Иван решительно взял Гришана за плечо и повернул спиной ко всем. На серой холщовой рубашке проступали бурые пятна крови.
— Подними рубаху! — потребовал Иван.
Гришан нехотя задрал рубаху. Всю его худую, костистую спину перерезал багровый шрам с капельками запекшейся крови.
— Душегуб бессовестный! Что с парнем сделал! — жалостливо охнула Марья.
— А вот и орудие кулацкое, — протянул Ивану витой, из сыромятных ремней кнут Федот Федотов.
— Пригодится как вещественное доказательство, — беря кнут, сказал Иван и подошел к столу.
— Какое доказательство, милой? Зачем доказательство? — засуетился Тихон.
Иван молча уселся за стол, достал листок бумаги, обмакнул перо в чернила и только тогда сказал:
— Будем составлять акт об оскорблении кнутом гражданином Бакиным комсомольца Куренкова.
— Зачем же акт-то, Ванюша? — испугался не на шутку Тихон.
— Для передачи в суд.
— Разве ж за это судят? Да мы добром поладим. Поладим ведь, Гришаня? — кинулся Тихон к Гришану.
— Чего ж не поладить? Мне не привыкать: от Макея кнутом-то, почитай, каждый день перепадало, — спокойно ответил Гришан. И вдруг хитрая искорка блеснула в его наивных голубых глазах. — Поладим, если дядя Тихон даст своих лошадей остальные снопы к тетке Марье на гумно перевезти.

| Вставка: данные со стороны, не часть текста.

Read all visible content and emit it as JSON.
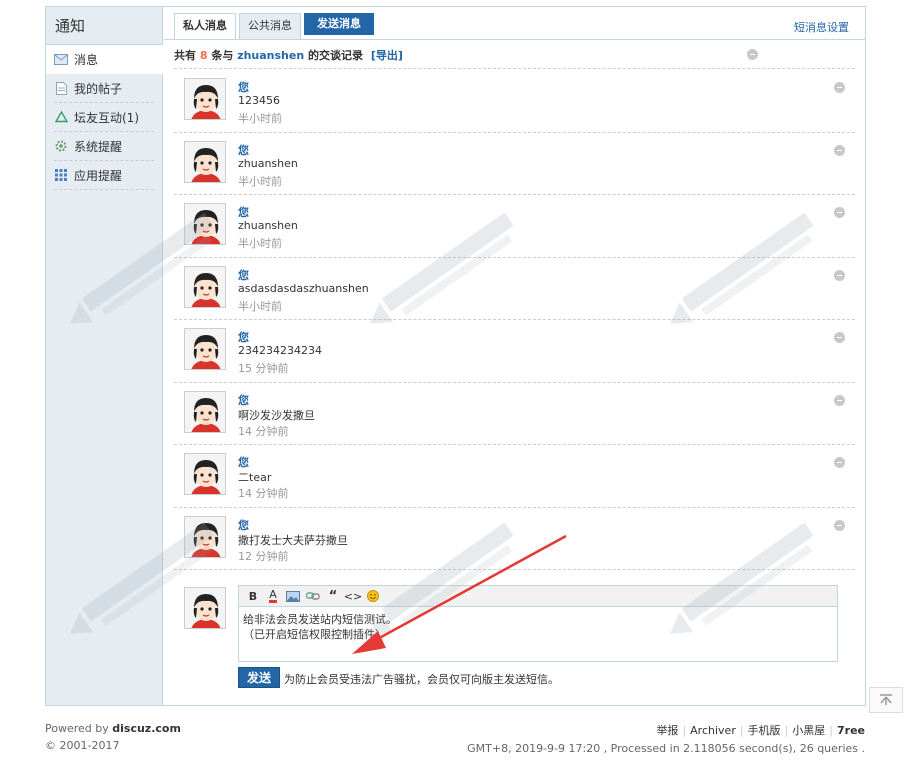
{
  "sidebar": {
    "title": "通知",
    "items": [
      {
        "label": "消息",
        "icon": "envelope-icon"
      },
      {
        "label": "我的帖子",
        "icon": "document-icon"
      },
      {
        "label": "坛友互动(1)",
        "icon": "recycle-icon"
      },
      {
        "label": "系统提醒",
        "icon": "gear-icon"
      },
      {
        "label": "应用提醒",
        "icon": "grid-icon"
      }
    ]
  },
  "tabs": {
    "private": "私人消息",
    "public": "公共消息",
    "send": "发送消息",
    "settings": "短消息设置"
  },
  "summary": {
    "prefix": "共有",
    "count": "8",
    "middle": "条与",
    "user": "zhuanshen",
    "suffix": "的交谈记录",
    "export": "[导出]"
  },
  "messages": [
    {
      "who": "您",
      "text": "123456",
      "time": "半小时前"
    },
    {
      "who": "您",
      "text": "zhuanshen",
      "time": "半小时前"
    },
    {
      "who": "您",
      "text": "zhuanshen",
      "time": "半小时前"
    },
    {
      "who": "您",
      "text": "asdasdasdaszhuanshen",
      "time": "半小时前"
    },
    {
      "who": "您",
      "text": "234234234234",
      "time": "15 分钟前"
    },
    {
      "who": "您",
      "text": "啊沙发沙发撒旦",
      "time": "14 分钟前"
    },
    {
      "who": "您",
      "text": "二tear",
      "time": "14 分钟前"
    },
    {
      "who": "您",
      "text": "撒打发士大夫萨芬撒旦",
      "time": "12 分钟前"
    }
  ],
  "editor": {
    "toolbar": [
      "B",
      "A",
      "img",
      "link",
      "“",
      "<>",
      "smile"
    ],
    "line1": "给非法会员发送站内短信测试。",
    "line2": "（已开启短信权限控制插件）"
  },
  "reply": {
    "send_label": "发送",
    "note": "为防止会员受违法广告骚扰，会员仅可向版主发送短信。"
  },
  "footer": {
    "powered_prefix": "Powered by",
    "powered_brand": "discuz.com",
    "copyright": "© 2001-2017",
    "links": [
      "举报",
      "Archiver",
      "手机版",
      "小黑屋"
    ],
    "brand": "7ree",
    "stats": "GMT+8, 2019-9-9 17:20 , Processed in 2.118056 second(s), 26 queries ."
  },
  "colors": {
    "accent": "#2366a8",
    "sidebar_bg": "#e5edf2",
    "border": "#c2d5e3",
    "count_highlight": "#f26c4f",
    "annotation_arrow": "#e53935"
  }
}
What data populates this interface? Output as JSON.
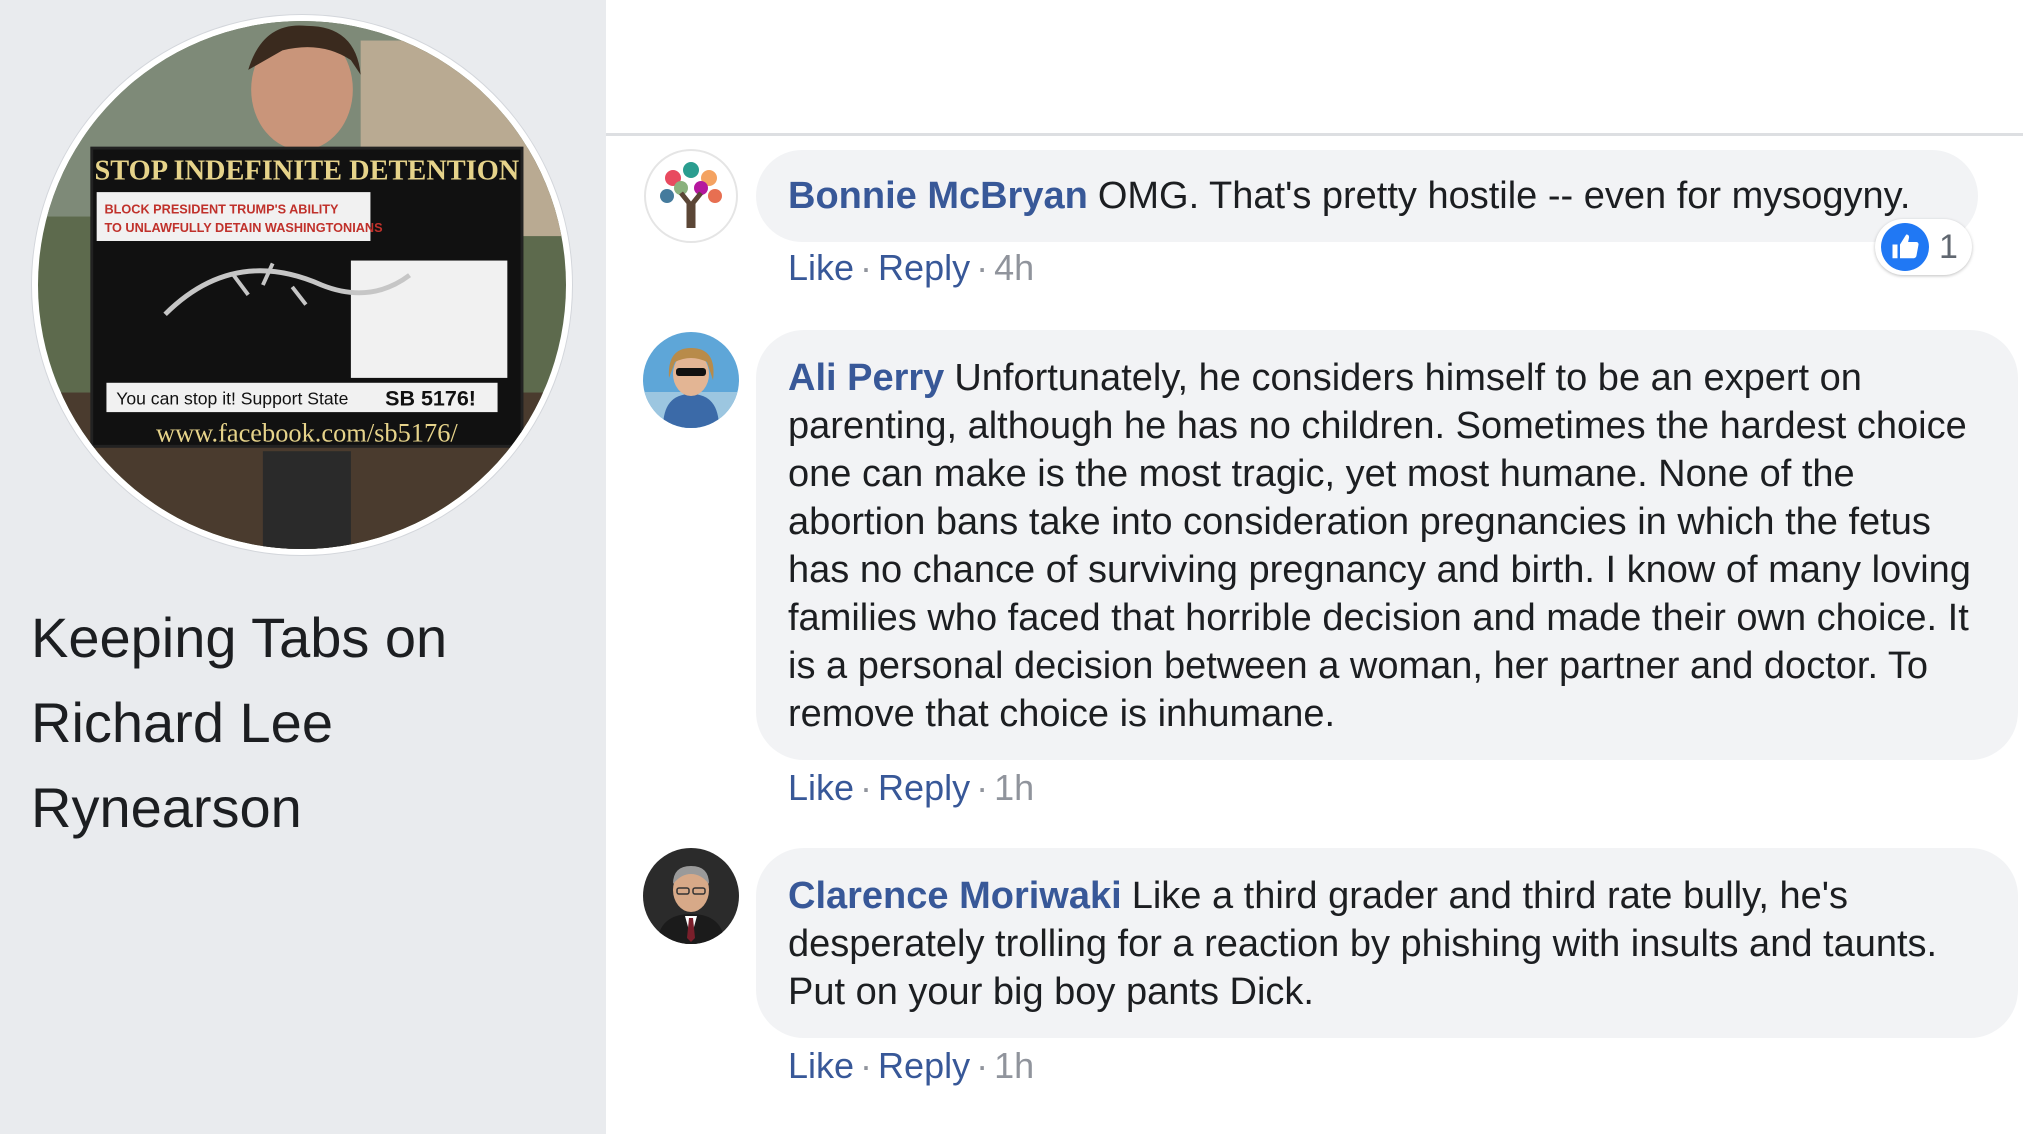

— Да боже ж мой! Вези, Гришаня, вези, милой! Разве ж я против? — заспешил согласиться Тихон. — Акт нам совсем ни к чему.
— Ну хорошо. Если пострадавший не имеет претензий, акт не будем составлять, — согласился Иван. — Так, дядя Кузьма?
— Выходит, так, — заключил Кузьма Мешалкин. — Ведь вот, Тихон, я на тебя полдня потерял, а у меня рожь нетронутой в поле стоит. То то, то это, а хлеб, гляди-ка, осыплется.
— Ничего, дядя Кузьма, раз такое дело — завтра организуем комсомольскую помощь. За день смахнем твой надел. Согласны, ребята? — обратился Иван к присутствующим комсомольцам.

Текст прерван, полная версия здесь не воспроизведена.